Tags:
Home Ground Advantage

So with the AFL off season underway I'm going to delve into some new stuff while there's time. I've got a few aims this off season:

- Explore some new analysis to improve upon my models for season 2020 - stuff like this HGA analysis and improving modelling of player information in match predictions.
- Explore some new modelling ideas for AFL - I'm looking into a new, more granular method of modelling AFL.
- Get an AFLW model up and running for next season.

I'm going to start off with some home ground advantage analysis. My model currently just considers travel distance and each teams historic performance at the venue to estimate the home ground advantage effect. I have a few doubts about this modelling now, such as:

- Historic venue performance is prone to over fitting. My model seems a little over fit in a few ways so I want to unwind this over fitting.
- Historic venue performance was calculated based on scoring shots, however HGA may have an impact on scoring accuracy or quality of shots generated too, so I think a score based rather than shots based model is more appropriate.
- My model was quite aggressive on the travel distance. As I don't take venue experience into consideration I think this was causing my model to weight travel distance a little too high. This meant for example that teams travelling to/from Perth were punished too much.

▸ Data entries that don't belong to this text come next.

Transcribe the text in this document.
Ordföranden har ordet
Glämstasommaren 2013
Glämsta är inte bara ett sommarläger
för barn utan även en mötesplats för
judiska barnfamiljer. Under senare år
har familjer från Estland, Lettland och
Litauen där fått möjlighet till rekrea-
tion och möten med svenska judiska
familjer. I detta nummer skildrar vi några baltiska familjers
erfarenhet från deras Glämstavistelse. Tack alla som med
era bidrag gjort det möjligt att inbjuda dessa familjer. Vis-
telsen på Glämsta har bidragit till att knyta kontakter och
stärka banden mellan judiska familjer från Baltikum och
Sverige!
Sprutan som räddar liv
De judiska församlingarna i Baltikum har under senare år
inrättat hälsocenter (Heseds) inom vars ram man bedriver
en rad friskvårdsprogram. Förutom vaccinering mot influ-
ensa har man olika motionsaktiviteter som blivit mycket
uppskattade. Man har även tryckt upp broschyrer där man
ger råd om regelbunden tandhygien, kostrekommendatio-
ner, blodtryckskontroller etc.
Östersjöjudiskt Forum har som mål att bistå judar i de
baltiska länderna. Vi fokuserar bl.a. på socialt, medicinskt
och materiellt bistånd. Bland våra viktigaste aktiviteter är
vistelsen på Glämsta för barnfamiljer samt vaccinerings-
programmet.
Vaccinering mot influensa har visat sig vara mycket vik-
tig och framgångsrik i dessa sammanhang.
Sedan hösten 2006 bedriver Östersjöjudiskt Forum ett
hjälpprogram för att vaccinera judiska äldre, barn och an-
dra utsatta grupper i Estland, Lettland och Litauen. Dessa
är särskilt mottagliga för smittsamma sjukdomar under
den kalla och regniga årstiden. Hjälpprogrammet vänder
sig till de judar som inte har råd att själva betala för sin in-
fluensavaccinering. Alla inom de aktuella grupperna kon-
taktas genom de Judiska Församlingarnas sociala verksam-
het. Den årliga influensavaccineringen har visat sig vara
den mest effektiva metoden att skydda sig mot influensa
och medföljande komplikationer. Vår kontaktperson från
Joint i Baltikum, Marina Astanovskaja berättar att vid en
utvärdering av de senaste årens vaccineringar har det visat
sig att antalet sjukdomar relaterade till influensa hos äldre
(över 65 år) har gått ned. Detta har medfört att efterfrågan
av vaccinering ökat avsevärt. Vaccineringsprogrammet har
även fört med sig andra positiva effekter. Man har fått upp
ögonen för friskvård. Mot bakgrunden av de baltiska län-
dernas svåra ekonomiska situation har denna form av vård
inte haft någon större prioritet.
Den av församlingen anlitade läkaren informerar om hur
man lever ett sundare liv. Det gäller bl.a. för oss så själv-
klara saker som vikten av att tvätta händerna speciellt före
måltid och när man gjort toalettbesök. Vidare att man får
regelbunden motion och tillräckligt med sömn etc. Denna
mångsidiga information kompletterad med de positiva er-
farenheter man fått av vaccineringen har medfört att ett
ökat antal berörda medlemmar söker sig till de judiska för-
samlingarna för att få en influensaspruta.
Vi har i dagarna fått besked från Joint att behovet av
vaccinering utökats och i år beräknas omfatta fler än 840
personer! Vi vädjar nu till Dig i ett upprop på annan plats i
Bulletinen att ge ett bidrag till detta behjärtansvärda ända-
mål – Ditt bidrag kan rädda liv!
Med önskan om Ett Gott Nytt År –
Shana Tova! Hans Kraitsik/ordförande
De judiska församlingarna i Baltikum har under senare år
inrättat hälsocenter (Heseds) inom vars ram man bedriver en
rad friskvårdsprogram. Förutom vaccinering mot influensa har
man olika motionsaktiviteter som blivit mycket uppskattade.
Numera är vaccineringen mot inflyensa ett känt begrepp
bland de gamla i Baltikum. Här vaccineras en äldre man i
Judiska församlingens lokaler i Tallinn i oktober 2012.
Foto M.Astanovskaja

These doubts are based on nothing scientific, just my observations on how my models tips looked compared to other Squiggle models throughout the season.

In this analysis, I've started with an ELO model that does not consider HGA, then I attempt to explain the margin errors using a variety of features compared for home vs away including:

- Travel Distance
- Venue Experience
- Season
- Round
- Average Historical Venue Performance
- Venue Dimensions relative to Home Venue
- Membership Figures

I found that I could explain HGA using Travel Distance + Venue Experience + Round + Average Historical Venue Performance, but all other features did not explain any of the remaining errors after these factors are taken into account. For those interested in how I came to this conclusion and how much each feature affects HGA, read on!

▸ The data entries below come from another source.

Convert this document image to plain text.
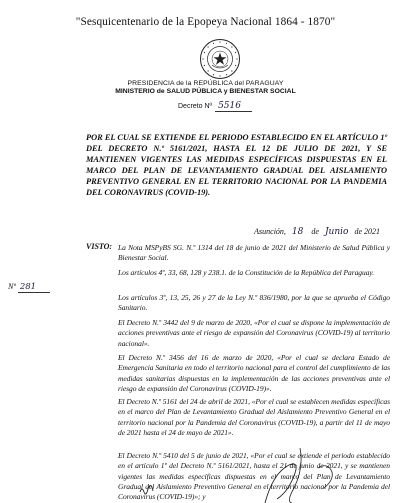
"Sesquicentenario de la Epopeya Nacional 1864 - 1870"
PRESIDENCIA de la REPÚBLICA del PARAGUAY
MINISTERIO de SALUD PÚBLICA y BIENESTAR SOCIAL
Decreto Nº 5516
POR EL CUAL SE EXTIENDE EL PERIODO ESTABLECIDO EN EL ARTÍCULO 1º DEL DECRETO N.º 5161/2021, HASTA EL 12 DE JULIO DE 2021, Y SE MANTIENEN VIGENTES LAS MEDIDAS ESPECÍFICAS DISPUESTAS EN EL MARCO DEL PLAN DE LEVANTAMIENTO GRADUAL DEL AISLAMIENTO PREVENTIVO GENERAL EN EL TERRITORIO NACIONAL POR LA PANDEMIA DEL CORONAVIRUS (COVID-19).
Asunción, 18 de Junio de 2021
VISTO:
Nº 281
La Nota MSPyBS SG. N.º 1314 del 18 de junio de 2021 del Ministerio de Salud Pública y Bienestar Social.
Los artículos 4º, 33, 68, 128 y 238.1. de la Constitución de la República del Paraguay.
Los artículos 3º, 13, 25, 26 y 27 de la Ley N.º 836/1980, por la que se aprueba el Código Sanitario.
El Decreto N.º 3442 del 9 de marzo de 2020, «Por el cual se dispone la implementación de acciones preventivas ante el riesgo de expansión del Coronavirus (COVID-19) al territorio nacional».
El Decreto N.º 3456 del 16 de marzo de 2020, «Por el cual se declara Estado de Emergencia Sanitaria en todo el territorio nacional para el control del cumplimiento de las medidas sanitarias dispuestas en la implementación de las acciones preventivas ante el riesgo de expansión del Coronavirus (COVID-19)».
El Decreto N.º 5161 del 24 de abril de 2021, «Por el cual se establecen medidas específicas en el marco del Plan de Levantamiento Gradual del Aislamiento Preventivo General en el territorio nacional por la Pandemia del Coronavirus (COVID-19), a partir del 11 de mayo de 2021 hasta el 24 de mayo de 2021».
El Decreto N.º 5410 del 5 de junio de 2021, «Por el cual se extiende el periodo establecido en el artículo 1º del Decreto N.º 5161/2021, hasta el 21 de junio de 2021, y se mantienen vigentes las medidas específicas dispuestas en el marco del Plan de Levantamiento Gradual del Aislamiento Preventivo General en el territorio nacional por la Pandemia del Coronavirus (COVID-19)»; y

I started with an ELO model with no HGA considerations, so we've adjusted for team strengths as well as we can without modelling HGA. I used predictions for seasons 1897 - 2018, split into a 50% train and 50% test sets. As AFLTables designates the home team as the winner in finals, this could skew the results so I decided to exclude finals.

Next I collected the features used to explain HGA. The team specific features were calculated as differences such that a positive value should indicate an advantage to the home team. I split the values into those available for all matches, and those limited to fewer matches:

Available for all matches:

- Travel Distance: \[\log(1 + \text{Away Team Distance in km}) - \log(1 + \text{Home Team Distance in km}) \]
- Venue Experience: For the 2 seasons prior to the match (i.e. excluding the current season): \[ \frac{\text{Home Team Matches at Venue}}{\text{Home Team Matches}} - \frac{\text{Away Team Matches at Venue}}{\text{Away Team Matches}} \]
- Season: Year re based so that 1897 maps to 0 and 2018 maps to 121
- Round: \[\frac{\text{Round Number}}{\text{Total Rounds in Season}} \]
- Historical Venue Performance: Average performance at venue in terms of winning/losing margin relative to expectation in last 100 matches. I take this and multiply by matches considered/100 so there is less weight on historical venue performances over fewer matches. If a team has played less than 5 matches at the venue, I set historical venue performance to 0.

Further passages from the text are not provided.